Warning I have not done the & changes to a ygm 2 ... I have worked on quite a few YGM3's 

the key to adding bass is to add it at the right spot ( the power amp and output section) & tighten it up at the front end 

so the amp still cuts and does not flub or fart ... 

Good to see you back wild bill 

sometimes its best not to spend all of ones time online LOL 

I totally agree with your idea of the extra screen resistors. BTW I stole the 1k screen mod from the Re-issue as soon as I saw it I went "damn no more toasted sovteks !" and it 

sounds better! 


p


----------



## Wild Bill (May 3, 2006)

Hey Parkhead, you made perfect sense to me! I learned something new!

When it comes to the theory I learned long ago that it is far easier using it to explain rather than predict! Sometimes changes arrived from experience are positive.
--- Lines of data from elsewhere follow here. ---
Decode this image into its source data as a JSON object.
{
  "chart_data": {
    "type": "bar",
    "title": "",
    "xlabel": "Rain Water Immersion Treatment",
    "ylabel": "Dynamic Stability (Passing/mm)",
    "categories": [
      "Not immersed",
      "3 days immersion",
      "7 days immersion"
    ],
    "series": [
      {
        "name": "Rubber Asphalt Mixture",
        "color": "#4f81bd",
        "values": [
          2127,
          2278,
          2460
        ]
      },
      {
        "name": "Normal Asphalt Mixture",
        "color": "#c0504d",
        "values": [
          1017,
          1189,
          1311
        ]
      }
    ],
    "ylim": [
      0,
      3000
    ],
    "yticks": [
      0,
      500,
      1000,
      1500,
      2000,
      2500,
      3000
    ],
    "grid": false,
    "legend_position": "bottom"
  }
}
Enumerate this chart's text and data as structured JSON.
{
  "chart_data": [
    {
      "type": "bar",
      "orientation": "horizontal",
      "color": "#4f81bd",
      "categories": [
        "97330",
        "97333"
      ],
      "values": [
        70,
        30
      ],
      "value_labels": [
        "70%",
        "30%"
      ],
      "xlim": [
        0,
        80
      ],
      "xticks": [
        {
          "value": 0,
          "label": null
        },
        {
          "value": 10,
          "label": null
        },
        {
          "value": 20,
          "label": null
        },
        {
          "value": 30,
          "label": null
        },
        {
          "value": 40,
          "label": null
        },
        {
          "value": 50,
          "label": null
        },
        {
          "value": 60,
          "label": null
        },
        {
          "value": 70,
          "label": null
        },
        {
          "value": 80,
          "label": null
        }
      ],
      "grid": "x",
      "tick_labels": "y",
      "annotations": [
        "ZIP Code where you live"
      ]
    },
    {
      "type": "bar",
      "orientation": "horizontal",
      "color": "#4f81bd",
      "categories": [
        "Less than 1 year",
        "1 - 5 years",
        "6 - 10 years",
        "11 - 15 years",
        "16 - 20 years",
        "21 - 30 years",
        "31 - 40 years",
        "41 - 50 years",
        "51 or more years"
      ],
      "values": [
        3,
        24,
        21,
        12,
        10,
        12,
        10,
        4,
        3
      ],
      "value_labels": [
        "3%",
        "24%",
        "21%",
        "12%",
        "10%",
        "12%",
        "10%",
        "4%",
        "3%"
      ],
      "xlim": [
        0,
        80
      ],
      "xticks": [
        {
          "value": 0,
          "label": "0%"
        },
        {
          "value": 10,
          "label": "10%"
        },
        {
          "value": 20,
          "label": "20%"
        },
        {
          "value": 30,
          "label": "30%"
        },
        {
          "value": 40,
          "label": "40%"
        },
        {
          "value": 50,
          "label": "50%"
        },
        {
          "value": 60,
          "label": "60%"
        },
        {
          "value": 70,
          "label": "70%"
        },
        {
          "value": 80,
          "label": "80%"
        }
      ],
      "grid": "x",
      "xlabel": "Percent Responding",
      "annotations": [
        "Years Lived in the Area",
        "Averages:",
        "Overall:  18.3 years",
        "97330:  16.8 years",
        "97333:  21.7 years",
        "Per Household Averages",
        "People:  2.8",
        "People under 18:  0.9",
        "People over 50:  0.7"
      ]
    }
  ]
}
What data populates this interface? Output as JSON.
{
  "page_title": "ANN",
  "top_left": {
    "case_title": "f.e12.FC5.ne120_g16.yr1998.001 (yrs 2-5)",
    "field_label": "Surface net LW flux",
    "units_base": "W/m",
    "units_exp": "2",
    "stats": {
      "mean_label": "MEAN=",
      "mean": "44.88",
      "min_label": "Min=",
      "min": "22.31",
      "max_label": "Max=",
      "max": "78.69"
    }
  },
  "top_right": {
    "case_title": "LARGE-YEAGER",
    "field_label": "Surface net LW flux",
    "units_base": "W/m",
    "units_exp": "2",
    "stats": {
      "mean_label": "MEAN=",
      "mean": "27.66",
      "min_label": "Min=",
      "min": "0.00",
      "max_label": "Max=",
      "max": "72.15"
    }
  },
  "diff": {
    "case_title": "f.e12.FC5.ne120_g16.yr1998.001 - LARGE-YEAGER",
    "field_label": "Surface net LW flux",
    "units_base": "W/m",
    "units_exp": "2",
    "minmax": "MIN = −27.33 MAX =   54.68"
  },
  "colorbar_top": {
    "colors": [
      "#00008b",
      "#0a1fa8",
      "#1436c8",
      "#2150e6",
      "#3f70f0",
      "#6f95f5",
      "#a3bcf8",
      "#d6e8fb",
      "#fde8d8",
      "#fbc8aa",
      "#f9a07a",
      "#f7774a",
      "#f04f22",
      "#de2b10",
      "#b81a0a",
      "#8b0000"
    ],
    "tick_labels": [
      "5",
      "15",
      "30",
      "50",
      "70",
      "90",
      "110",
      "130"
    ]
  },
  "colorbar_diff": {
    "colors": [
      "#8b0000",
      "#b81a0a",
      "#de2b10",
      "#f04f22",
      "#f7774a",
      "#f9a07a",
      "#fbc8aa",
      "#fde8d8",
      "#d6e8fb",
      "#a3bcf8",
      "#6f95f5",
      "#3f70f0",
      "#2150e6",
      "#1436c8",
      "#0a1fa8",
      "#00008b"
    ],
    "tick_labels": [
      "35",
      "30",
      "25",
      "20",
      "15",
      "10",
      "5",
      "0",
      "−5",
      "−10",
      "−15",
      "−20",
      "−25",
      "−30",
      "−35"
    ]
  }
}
One can always work out the theory afterwards!

thetubestore.com sells some Russian EL-84 equivalents that are mil-spec and are rugged as hell! I've used them with some old tube eaters. They are much more pricey, however. Like you, I would rather lower the screen voltage with a good value of protection resistor.

A small computer fan does wonders, too! If the customer is willing to pay I will put a small filament transformer backwards and out of phase at the input to the PT, to buck the line voltage down 12 volts or so. Pete's early Traynors often had primaries of the PT more suited to 110-115 volts. This puts everything 10-15 % too high, including filament voltage which of course hurts tube life. It's an easy trick I swiped from a buddy at www.geofex.com.


----------